What is a Package?

A package is a schema object that groups logically related PL/SQL types, variables, constants, subprograms, cursors, and exceptions. A package is compiled and stored in the database, where many applications can share its contents.

A package always has a specification, which declares the public items that can be referenced from outside the package.

If the public items include cursors or subprograms, then the package must also have a body. The body must define queries for public cursors and code for public subprograms. The body can also declare and define private items that cannot be referenced from outside the package, but are necessary for the internal workings of the package. Finally, the body can have an initialization part, whose statements initialize variables and do other one-time setup steps, and an exception-handling part. You can change the body without changing the specification or the references to the public items; therefore, you can think of the package body as a black box.

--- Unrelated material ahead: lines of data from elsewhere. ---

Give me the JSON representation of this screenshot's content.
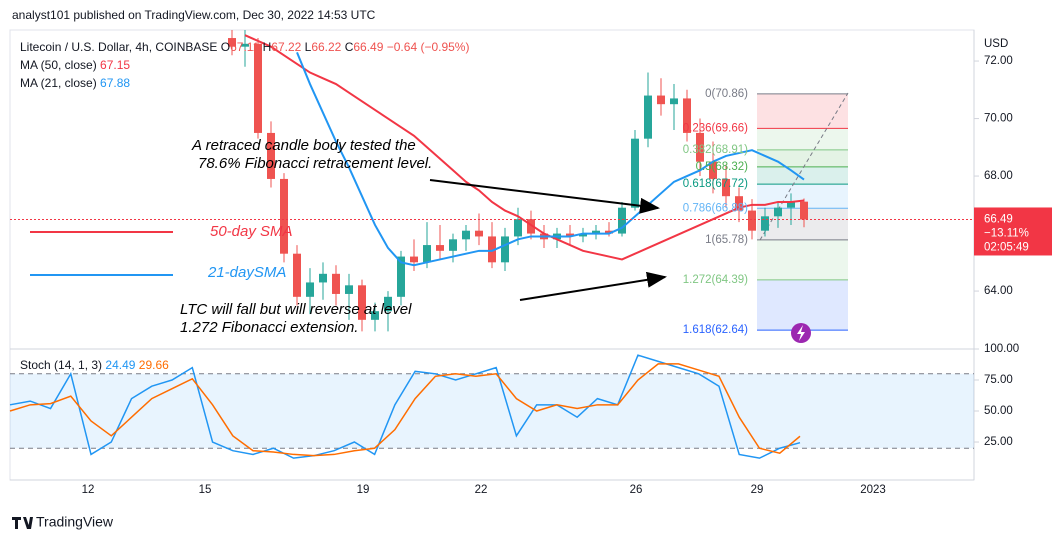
{
  "header": {
    "publisher": "analyst101 published on TradingView.com, Dec 30, 2022 14:53 UTC",
    "symbol": "Litecoin / U.S. Dollar, 4h, COINBASE",
    "ohlc_labels": [
      "O",
      "H",
      "L",
      "C"
    ],
    "change": "−0.64 (−0.95%)",
    "currency": "USD"
  },
  "chart_data": [
    {
      "type": "candlestick",
      "ohlc": {
        "open": [
          72.8,
          72.5,
          72.6,
          69.5,
          67.9,
          65.3,
          63.8,
          64.3,
          64.6,
          63.9,
          64.2,
          63.0,
          63.3,
          63.8,
          65.2,
          65.0,
          65.6,
          65.4,
          65.8,
          66.1,
          65.9,
          65.0,
          65.9,
          66.5,
          66.0,
          65.8,
          66.0,
          65.9,
          66.0,
          66.1,
          66.0,
          66.9,
          69.3,
          70.8,
          70.5,
          70.7,
          69.5,
          68.5,
          67.9,
          67.3,
          66.8,
          66.1,
          66.6,
          66.9,
          67.11
        ],
        "high": [
          73.2,
          73.1,
          72.8,
          69.9,
          68.1,
          65.6,
          64.8,
          65.0,
          64.9,
          64.6,
          64.4,
          63.6,
          64.0,
          65.4,
          65.8,
          66.4,
          66.3,
          66.0,
          66.3,
          66.7,
          66.4,
          66.2,
          66.9,
          66.8,
          66.3,
          66.2,
          66.3,
          66.2,
          66.3,
          66.4,
          67.1,
          69.6,
          71.6,
          71.4,
          71.2,
          71.0,
          70.0,
          69.2,
          68.4,
          67.6,
          67.2,
          66.9,
          67.1,
          67.4,
          67.22
        ],
        "low": [
          72.2,
          71.8,
          69.3,
          67.6,
          65.0,
          63.5,
          63.2,
          63.7,
          63.5,
          63.0,
          62.6,
          62.6,
          62.6,
          63.5,
          64.7,
          64.8,
          65.1,
          65.0,
          65.4,
          65.6,
          64.8,
          64.7,
          65.6,
          65.8,
          65.5,
          65.5,
          65.6,
          65.7,
          65.8,
          65.9,
          65.9,
          66.8,
          69.0,
          70.1,
          69.6,
          69.2,
          68.0,
          67.4,
          66.9,
          66.4,
          65.8,
          65.9,
          66.2,
          66.3,
          66.22
        ],
        "close": [
          72.5,
          72.6,
          69.5,
          67.9,
          65.3,
          63.8,
          64.3,
          64.6,
          63.9,
          64.2,
          63.0,
          63.3,
          63.8,
          65.2,
          65.0,
          65.6,
          65.4,
          65.8,
          66.1,
          65.9,
          65.0,
          65.9,
          66.5,
          66.0,
          65.8,
          66.0,
          65.9,
          66.0,
          66.1,
          66.0,
          66.9,
          69.3,
          70.8,
          70.5,
          70.7,
          69.5,
          68.5,
          67.9,
          67.3,
          66.8,
          66.1,
          66.6,
          66.9,
          67.1,
          66.49
        ],
        "up_color": "#26a69a",
        "down_color": "#ef5350"
      },
      "series": [
        {
          "name": "MA (50, close)",
          "color": "#f23645",
          "values": [
            null,
            72.9,
            72.7,
            72.5,
            72.2,
            71.9,
            71.6,
            71.4,
            71.2,
            70.9,
            70.6,
            70.3,
            70.0,
            69.7,
            69.4,
            69.0,
            68.6,
            68.2,
            67.8,
            67.5,
            67.1,
            66.8,
            66.6,
            66.3,
            66.0,
            65.8,
            65.6,
            65.4,
            65.3,
            65.2,
            65.1,
            65.3,
            65.5,
            65.7,
            65.9,
            66.1,
            66.3,
            66.5,
            66.7,
            66.9,
            67.0,
            67.0,
            67.1,
            67.1,
            67.15
          ]
        },
        {
          "name": "MA (21, close)",
          "color": "#2196f3",
          "values": [
            null,
            null,
            null,
            null,
            null,
            72.3,
            71.2,
            70.2,
            69.2,
            68.3,
            67.3,
            66.3,
            65.5,
            65.0,
            64.9,
            65.0,
            65.1,
            65.2,
            65.3,
            65.4,
            65.4,
            65.6,
            65.8,
            65.9,
            65.9,
            65.9,
            65.9,
            66.0,
            66.0,
            66.0,
            66.2,
            66.6,
            67.0,
            67.4,
            67.8,
            68.0,
            68.2,
            68.5,
            68.7,
            68.8,
            68.9,
            68.7,
            68.5,
            68.2,
            67.88
          ]
        }
      ],
      "ylim": [
        62.02,
        73.08
      ],
      "yticks": [
        {
          "value": 64,
          "label": "64.00"
        },
        {
          "value": 68,
          "label": "68.00"
        },
        {
          "value": 70,
          "label": "70.00"
        },
        {
          "value": 72,
          "label": "72.00"
        }
      ],
      "x_labels": [
        "12",
        "15",
        "19",
        "22",
        "26",
        "29",
        "2023"
      ],
      "price_tag": {
        "change": "−13.11%",
        "countdown": "02:05:49",
        "color": "#f23645"
      },
      "fib_levels": [
        {
          "value": 70.86,
          "label": "0(70.86)",
          "color": "#787b86"
        },
        {
          "value": 69.66,
          "label": "0.236(69.66)",
          "color": "#f23645"
        },
        {
          "value": 68.91,
          "label": "0.382(68.91)",
          "color": "#81c784"
        },
        {
          "value": 68.32,
          "label": "0.5(68.32)",
          "color": "#4caf50"
        },
        {
          "value": 67.72,
          "label": "0.618(67.72)",
          "color": "#089981"
        },
        {
          "value": 66.88,
          "label": "0.786(66.88)",
          "color": "#64b5f6"
        },
        {
          "value": 65.78,
          "label": "1(65.78)",
          "color": "#787b86"
        },
        {
          "value": 64.39,
          "label": "1.272(64.39)",
          "color": "#81c784"
        },
        {
          "value": 62.64,
          "label": "1.618(62.64)",
          "color": "#2962ff"
        }
      ],
      "annotations": [
        "A retraced candle body tested the",
        "78.6% Fibonacci retracement level.",
        "50-day SMA",
        "21-daySMA",
        "LTC  will fall but will reverse at level",
        "1.272 Fibonacci extension."
      ]
    },
    {
      "type": "line",
      "title": "Stoch (14, 1, 3)",
      "series": [
        {
          "name": "%K",
          "color": "#2196f3",
          "values": [
            55,
            58,
            52,
            80,
            15,
            25,
            60,
            70,
            75,
            85,
            25,
            18,
            15,
            20,
            12,
            14,
            18,
            25,
            15,
            55,
            82,
            80,
            75,
            80,
            85,
            30,
            55,
            55,
            45,
            60,
            55,
            95,
            90,
            85,
            80,
            70,
            15,
            12,
            20,
            24.49
          ]
        },
        {
          "name": "%D",
          "color": "#ff6d00",
          "values": [
            50,
            55,
            56,
            62,
            42,
            30,
            45,
            60,
            68,
            76,
            55,
            30,
            18,
            17,
            15,
            14,
            15,
            18,
            20,
            35,
            60,
            78,
            80,
            78,
            80,
            60,
            50,
            55,
            52,
            55,
            55,
            75,
            88,
            88,
            83,
            78,
            45,
            20,
            16,
            29.66
          ]
        }
      ],
      "ylim": [
        -4,
        100
      ],
      "yticks": [
        {
          "value": 25,
          "label": "25.00"
        },
        {
          "value": 50,
          "label": "50.00"
        },
        {
          "value": 75,
          "label": "75.00"
        },
        {
          "value": 100,
          "label": "100.00"
        }
      ],
      "band": [
        20,
        80
      ]
    }
  ],
  "footer": "TradingView"
}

In either the package specification or package body, you can map a package subprogram to an external Java, JavaScript, or C subprogram by using a call specification, which maps the external subprogram name, parameter types, and return type to their SQL counterparts.

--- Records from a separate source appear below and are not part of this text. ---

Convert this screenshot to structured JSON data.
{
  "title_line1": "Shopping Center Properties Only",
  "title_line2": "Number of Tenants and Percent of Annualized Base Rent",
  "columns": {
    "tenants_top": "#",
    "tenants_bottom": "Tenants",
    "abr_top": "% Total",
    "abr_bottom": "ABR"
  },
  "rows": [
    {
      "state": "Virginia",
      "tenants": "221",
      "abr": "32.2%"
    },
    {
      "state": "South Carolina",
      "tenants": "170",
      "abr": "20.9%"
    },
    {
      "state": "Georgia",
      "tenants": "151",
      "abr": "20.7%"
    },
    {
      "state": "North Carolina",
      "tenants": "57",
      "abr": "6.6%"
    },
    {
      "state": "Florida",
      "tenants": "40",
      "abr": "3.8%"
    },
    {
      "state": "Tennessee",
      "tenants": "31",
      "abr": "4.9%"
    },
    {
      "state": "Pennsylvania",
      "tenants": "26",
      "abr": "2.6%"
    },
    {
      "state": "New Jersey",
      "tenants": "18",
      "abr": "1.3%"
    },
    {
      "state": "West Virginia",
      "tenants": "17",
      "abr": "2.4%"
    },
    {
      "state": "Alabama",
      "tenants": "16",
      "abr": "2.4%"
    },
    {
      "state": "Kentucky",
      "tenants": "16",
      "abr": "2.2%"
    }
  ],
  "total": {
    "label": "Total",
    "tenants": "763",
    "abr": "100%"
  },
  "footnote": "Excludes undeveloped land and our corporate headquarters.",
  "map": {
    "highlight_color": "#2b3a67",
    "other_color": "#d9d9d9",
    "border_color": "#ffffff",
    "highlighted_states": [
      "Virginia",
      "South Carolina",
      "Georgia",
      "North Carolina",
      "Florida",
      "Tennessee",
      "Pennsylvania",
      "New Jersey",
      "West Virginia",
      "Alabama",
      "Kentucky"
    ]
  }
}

The AUTHID clause of the package specification determines whether the subprograms and cursors in the package run with the privileges of their definer (the default) or invoker, and whether their unqualified references to schema objects are resolved in the schema of the definer or invoker.

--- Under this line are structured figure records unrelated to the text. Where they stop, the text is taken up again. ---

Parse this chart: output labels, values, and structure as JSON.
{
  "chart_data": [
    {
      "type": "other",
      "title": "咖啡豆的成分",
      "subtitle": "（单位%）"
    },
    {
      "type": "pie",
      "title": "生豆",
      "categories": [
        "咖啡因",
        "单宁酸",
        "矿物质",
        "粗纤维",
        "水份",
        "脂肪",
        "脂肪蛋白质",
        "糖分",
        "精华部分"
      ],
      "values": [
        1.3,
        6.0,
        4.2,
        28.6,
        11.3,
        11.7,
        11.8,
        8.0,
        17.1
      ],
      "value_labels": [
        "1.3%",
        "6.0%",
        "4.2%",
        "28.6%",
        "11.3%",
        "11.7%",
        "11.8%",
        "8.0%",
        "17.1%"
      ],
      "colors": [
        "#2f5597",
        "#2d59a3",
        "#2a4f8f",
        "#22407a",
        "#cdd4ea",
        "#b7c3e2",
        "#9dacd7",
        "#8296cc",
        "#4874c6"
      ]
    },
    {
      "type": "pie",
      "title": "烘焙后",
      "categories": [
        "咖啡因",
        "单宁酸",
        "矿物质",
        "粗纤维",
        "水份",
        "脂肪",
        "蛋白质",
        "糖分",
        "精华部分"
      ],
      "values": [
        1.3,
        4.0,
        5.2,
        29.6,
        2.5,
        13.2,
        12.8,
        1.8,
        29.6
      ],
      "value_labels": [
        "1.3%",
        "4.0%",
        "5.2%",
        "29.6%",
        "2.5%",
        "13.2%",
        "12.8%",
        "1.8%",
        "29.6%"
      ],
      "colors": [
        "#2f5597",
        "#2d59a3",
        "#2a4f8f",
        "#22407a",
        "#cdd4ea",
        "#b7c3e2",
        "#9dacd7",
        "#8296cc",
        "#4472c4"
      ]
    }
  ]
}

The ACCESSIBLE BY clause of the package specification lets you specify a white list of PL/SQL units that can access the package. You use this clause in situations like these:

  • You implement a PL/SQL application as several packages—one package that provides the application programming interface (API) and helper packages to do the work. You want clients to have access to the API, but not to the helper packages. Therefore, you omit the ACCESSIBLE BY clause from the API package specification and include it in each helper package specification, where you specify that only the API package can access the helper package.

  • You create a utility package to provide services to some, but not all, PL/SQL units in the same schema. To restrict use of the package to the intended units, you list them in the ACCESSIBLE BY clause in the package specification.